Beneath that mildly optimistic view is one that's far tougher to think about, and more depressing, for Mariners fans: That the team has wasted the best years of a potential Hall of Fame pitcher's career, and that the force of nature we've long called King Felix might never be the same again.
The numbers paint an ugly picture. By both statistical and scouting-based metrics, Hernandez has stumbled badly since leading the league with a 2.14 ERA and finishing second in AL Cy Young voting just two years ago.
Felix Hernandez, 2014-16:
As you might expect, Hernandez's declining component stats have fueled a sharp drop in results too. His league-leading 2.14 ERA from two years ago has spiked to 3.79 this season. By fielding-independent pitching, a metric that seeks to strip out factors such as defense and luck and focus on core skills (while running along a similar scale to ERA), Hernandez has gone from the third-best mark in the AL in 2014 (2.56) to 10th-worst in the league this year (4.72).
Perhaps it's not fair to negatively evaluate Hernandez during a season in which he's been whacked by injuries, and that his weak numbers (4.58 ERA, 34 walks and 12 homers in 74 innings) since his return from the DL reflect a pitcher who hasn't been pitching at 100 percent for a while now. Unfair, that is, until you consider the workload he's had to carry in his 12-year major league career.
Hernandez broke into the majors as a 19-year-old phenom back in 2005. Starting in 2008, he fired eight straight seasons of 200 or more innings pitched. Three other pitchers -- Cole Hamels, Jon Lester, and Justin Verlander -- just missed that mark, and are still going strong this season.

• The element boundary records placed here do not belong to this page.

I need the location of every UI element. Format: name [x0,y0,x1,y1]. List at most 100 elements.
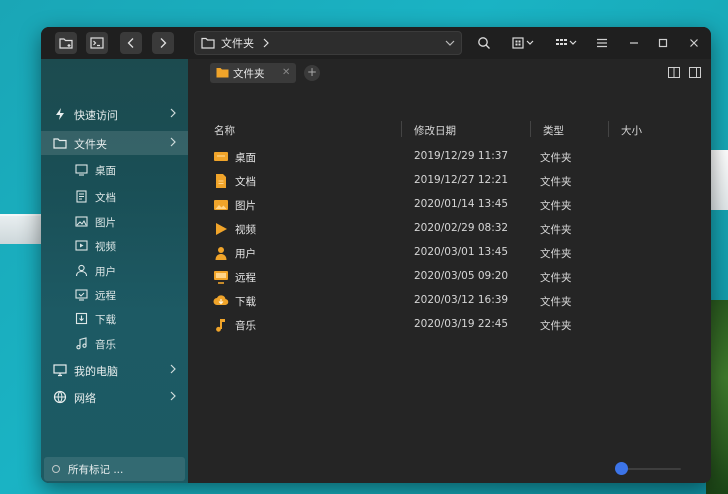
tab-close-icon[interactable]: ✕ [282,67,290,78]
add-tab-button[interactable]: + [304,65,320,81]
sidebar-item-remote[interactable]: 远程 [41,283,188,307]
sidebar-item-network[interactable]: 网络 [41,385,188,409]
background-bridge [0,214,42,244]
column-header-size[interactable]: 大小 [621,123,642,138]
maximize-button[interactable] [652,32,674,54]
column-headers: 名称 修改日期 类型 大小 [188,117,711,141]
sidebar-item-music[interactable]: 音乐 [41,332,188,356]
folder-icon [201,37,215,49]
table-row[interactable]: 音乐 2020/03/19 22:45 文件夹 [188,313,711,337]
file-date: 2020/03/01 13:45 [414,246,509,258]
column-divider[interactable] [608,121,609,137]
tab-folder[interactable]: 文件夹 ✕ [210,63,296,83]
file-date: 2019/12/29 11:37 [414,150,509,162]
sidebar-item-label: 我的电脑 [74,365,118,378]
file-manager-window: 文件夹 快速访问 文件夹 桌面 文档 图片 视频 用户 远程 下载 音乐 我的电… [41,27,711,483]
sidebar-item-label: 下载 [95,314,116,326]
sidebar-item-label: 图片 [95,217,116,229]
list-view-button[interactable] [552,32,582,54]
terminal-button[interactable] [86,32,108,54]
zoom-slider[interactable] [615,461,683,477]
close-button[interactable] [683,32,705,54]
tab-label: 文件夹 [233,68,265,80]
column-header-name[interactable]: 名称 [214,123,235,138]
new-window-button[interactable] [55,32,77,54]
search-button[interactable] [473,32,495,54]
chevron-right-icon [170,137,176,147]
file-type: 文件夹 [540,248,572,260]
table-row[interactable]: 图片 2020/01/14 13:45 文件夹 [188,193,711,217]
table-row[interactable]: 远程 2020/03/05 09:20 文件夹 [188,265,711,289]
grid-view-icon [512,37,534,49]
sidebar-item-videos[interactable]: 视频 [41,234,188,258]
chevron-left-icon [127,38,134,48]
picture-folder-icon [214,200,228,210]
folder-icon [53,138,67,149]
video-folder-icon [216,223,227,235]
split-view-icon[interactable] [668,67,680,78]
file-type: 文件夹 [540,176,572,188]
user-folder-icon [215,247,227,260]
table-row[interactable]: 视频 2020/02/29 08:32 文件夹 [188,217,711,241]
column-divider[interactable] [401,121,402,137]
table-row[interactable]: 文档 2019/12/27 12:21 文件夹 [188,169,711,193]
address-bar[interactable]: 文件夹 [194,31,462,55]
folder-add-icon [59,38,73,49]
file-date: 2019/12/27 12:21 [414,174,509,186]
table-row[interactable]: 桌面 2019/12/29 11:37 文件夹 [188,145,711,169]
sidebar-item-label: 视频 [95,241,116,253]
back-button[interactable] [120,32,142,54]
sidebar-item-downloads[interactable]: 下载 [41,307,188,331]
music-folder-icon [216,319,225,332]
close-icon [690,39,698,47]
forward-button[interactable] [152,32,174,54]
zoom-slider-thumb[interactable] [615,462,628,475]
icon-view-button[interactable] [509,32,539,54]
sidebar-item-quick-access[interactable]: 快速访问 [41,102,188,126]
table-row[interactable]: 用户 2020/03/01 13:45 文件夹 [188,241,711,265]
file-type: 文件夹 [540,224,572,236]
file-type: 文件夹 [540,152,572,164]
music-icon [76,337,87,350]
background-structure [708,150,728,210]
sidebar-item-desktop[interactable]: 桌面 [41,158,188,182]
remote-icon [75,289,88,301]
details-panel-icon[interactable] [689,67,701,78]
sidebar-item-label: 文件夹 [74,138,107,151]
video-icon [75,240,88,251]
sidebar-item-pictures[interactable]: 图片 [41,210,188,234]
tag-dot-icon [52,465,60,473]
download-icon [75,312,88,325]
maximize-icon [658,38,668,48]
download-folder-icon [213,295,229,306]
sidebar-item-user[interactable]: 用户 [41,259,188,283]
sidebar-item-documents[interactable]: 文档 [41,185,188,209]
minimize-button[interactable] [623,32,645,54]
sidebar-item-label: 桌面 [95,165,116,177]
column-header-modified[interactable]: 修改日期 [414,123,456,138]
sidebar-item-folders[interactable]: 文件夹 [41,131,188,155]
all-tags-label: 所有标记 ... [68,464,124,476]
breadcrumb-chevron-icon [263,38,269,48]
file-list-panel: 文件夹 ✕ + 名称 修改日期 类型 大小 桌面 2019/12/29 11:3… [188,59,711,483]
menu-icon [597,38,607,48]
column-header-type[interactable]: 类型 [543,123,564,138]
all-tags-button[interactable]: 所有标记 ... [44,457,185,481]
sidebar-item-my-computer[interactable]: 我的电脑 [41,358,188,382]
file-name: 用户 [235,248,256,260]
document-icon [76,190,87,203]
table-row[interactable]: 下载 2020/03/12 16:39 文件夹 [188,289,711,313]
file-date: 2020/03/19 22:45 [414,318,509,330]
main-menu-button[interactable] [591,32,613,54]
list-view-icon [556,39,577,45]
titlebar: 文件夹 [41,27,711,59]
file-date: 2020/02/29 08:32 [414,222,509,234]
file-type: 文件夹 [540,296,572,308]
chevron-right-icon [170,364,176,374]
file-date: 2020/03/05 09:20 [414,270,509,282]
terminal-icon [90,37,104,49]
column-divider[interactable] [530,121,531,137]
file-type: 文件夹 [540,320,572,332]
address-crumb[interactable]: 文件夹 [221,35,254,51]
chevron-down-icon[interactable] [445,39,455,47]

It's the one and only other pitcher who matched Hernandez's streak that gives you nightmares. That pitcher? James Shields, arguably the worst pitcher in the majors this season.
Pitchers can and do rebound from bad seasons, even later in their career. Once Verlander shook off a core injury that affected him for a year and a half, he rediscovered his lost velocity and began blowing high fastballs by hitters again, to the point that he might appear on a few Cy Young ballots this year. Still, with 2,400 major league innings under his belt, multiple indicators trending the wrong way, the odds being so stacked against pitcher health for the league as a whole, and the brutal way things can go south for even some of the game's pitching legends, you can't help but worry about Felix.

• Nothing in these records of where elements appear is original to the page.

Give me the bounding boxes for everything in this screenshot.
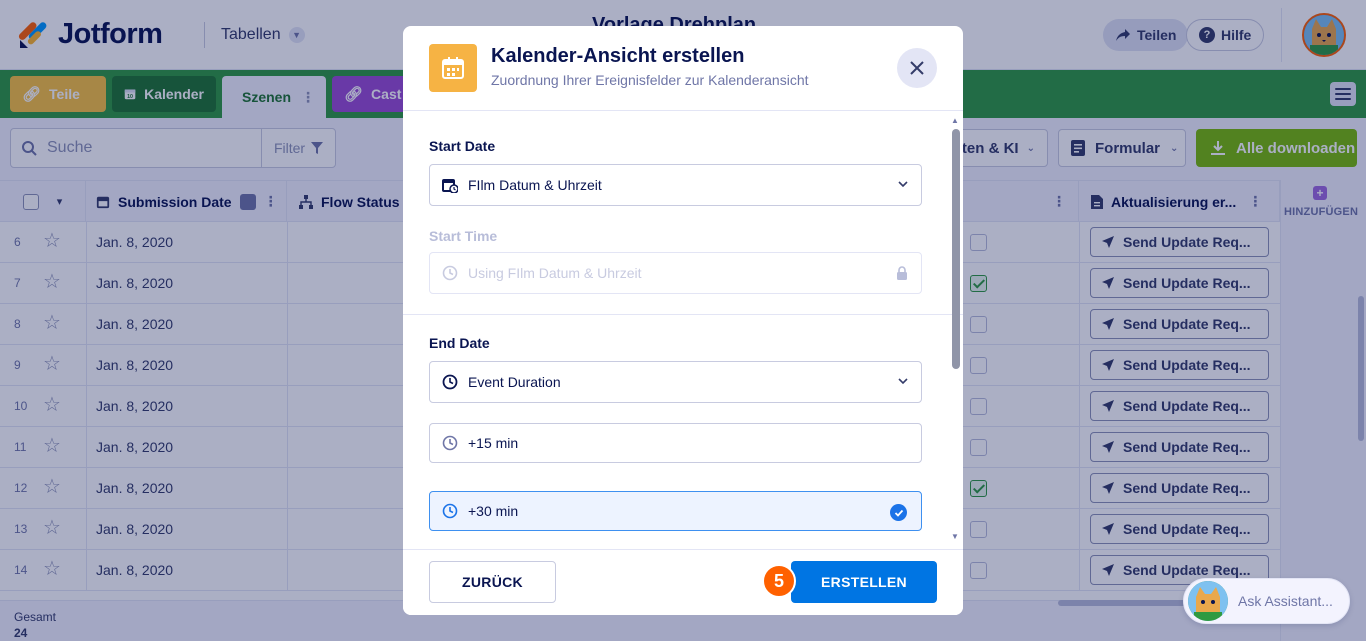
start-time-field: Using FIlm Datum & Uhrzeit <box>429 252 922 294</box>
create-button[interactable]: ERSTELLEN <box>791 561 937 603</box>
clock-icon <box>442 435 458 451</box>
chevron-down-icon <box>898 181 908 188</box>
start-date-select[interactable]: FIlm Datum & Uhrzeit <box>429 164 922 206</box>
calendar-view-modal: Kalender-Ansicht erstellen Zuordnung Ihr… <box>403 26 963 615</box>
ask-assistant-label: Ask Assistant... <box>1238 593 1333 609</box>
start-date-label: Start Date <box>429 138 496 154</box>
calendar-icon <box>429 44 477 92</box>
assistant-avatar-icon <box>1188 581 1228 621</box>
modal-body: Start Date FIlm Datum & Uhrzeit Start Ti… <box>403 111 963 549</box>
start-time-value: Using FIlm Datum & Uhrzeit <box>468 265 642 281</box>
duration-option-15[interactable]: +15 min <box>429 423 922 463</box>
ask-assistant-button[interactable]: Ask Assistant... <box>1183 578 1350 624</box>
close-button[interactable] <box>897 48 937 88</box>
scroll-up-arrow-icon[interactable]: ▲ <box>951 116 959 125</box>
modal-scrollbar-thumb[interactable] <box>952 129 960 369</box>
end-date-value: Event Duration <box>468 374 561 390</box>
calendar-clock-icon <box>442 179 458 193</box>
clock-icon <box>442 265 458 281</box>
check-circle-icon <box>890 504 907 521</box>
step-number-badge: 5 <box>762 564 796 598</box>
end-date-select[interactable]: Event Duration <box>429 361 922 403</box>
clock-icon <box>442 374 458 390</box>
modal-footer: ZURÜCK ERSTELLEN <box>403 549 963 615</box>
modal-subtitle: Zuordnung Ihrer Ereignisfelder zur Kalen… <box>491 72 809 88</box>
lock-icon <box>897 266 907 280</box>
duration-option-30[interactable]: +30 min <box>429 491 922 531</box>
clock-icon <box>442 503 458 519</box>
close-icon <box>910 61 924 75</box>
chevron-down-icon <box>898 378 908 385</box>
duration-option-label: +15 min <box>468 435 519 451</box>
modal-title: Kalender-Ansicht erstellen <box>491 45 745 67</box>
section-divider <box>403 314 963 315</box>
end-date-label: End Date <box>429 335 490 351</box>
scroll-down-arrow-icon[interactable]: ▼ <box>951 532 959 541</box>
modal-header: Kalender-Ansicht erstellen Zuordnung Ihr… <box>403 26 963 111</box>
start-time-label: Start Time <box>429 228 498 244</box>
back-button[interactable]: ZURÜCK <box>429 561 556 603</box>
duration-option-label: +30 min <box>468 503 519 519</box>
start-date-value: FIlm Datum & Uhrzeit <box>468 177 602 193</box>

Dipoto's refusal to sacrifice premium prospects in a desperate rush to push the Mariners back to the postseason reflects a recognition of past franchise mistakes, and an understanding of the core tenets of scouting and player development that with rare exceptions haven't shown up in Seattle for a while. All seven of the organization's minor-league clubs made the playoffs this year, an encouraging little improvement for a system that's slowly starting to hoist itself from a murky pit.
Then again, this is also the oldest group of position players the M's have fielded in 12 years, and the second-oldest group of pitchers they've trotted out in 11, with most of the team's best players (Cruz, Robinson Cano, Hisashi Iwakuma) well over 30. We probably won't see a full-scale rebuild this winter, which means that Seattle's best hope is for young guns like Walker and Paxton to finally break through, coupled with the equivalent of a Trumbo-for-Steve Clevenger deal that actually works in the Mariners' favor this time.
If that approach fails too, the result could be even uglier. Instead of merely lamenting the waste of King Felix's prime, we'll start to wonder if the Mariners can get to the promised land before Cano, Cruz, and even Kyle Seager fade away too.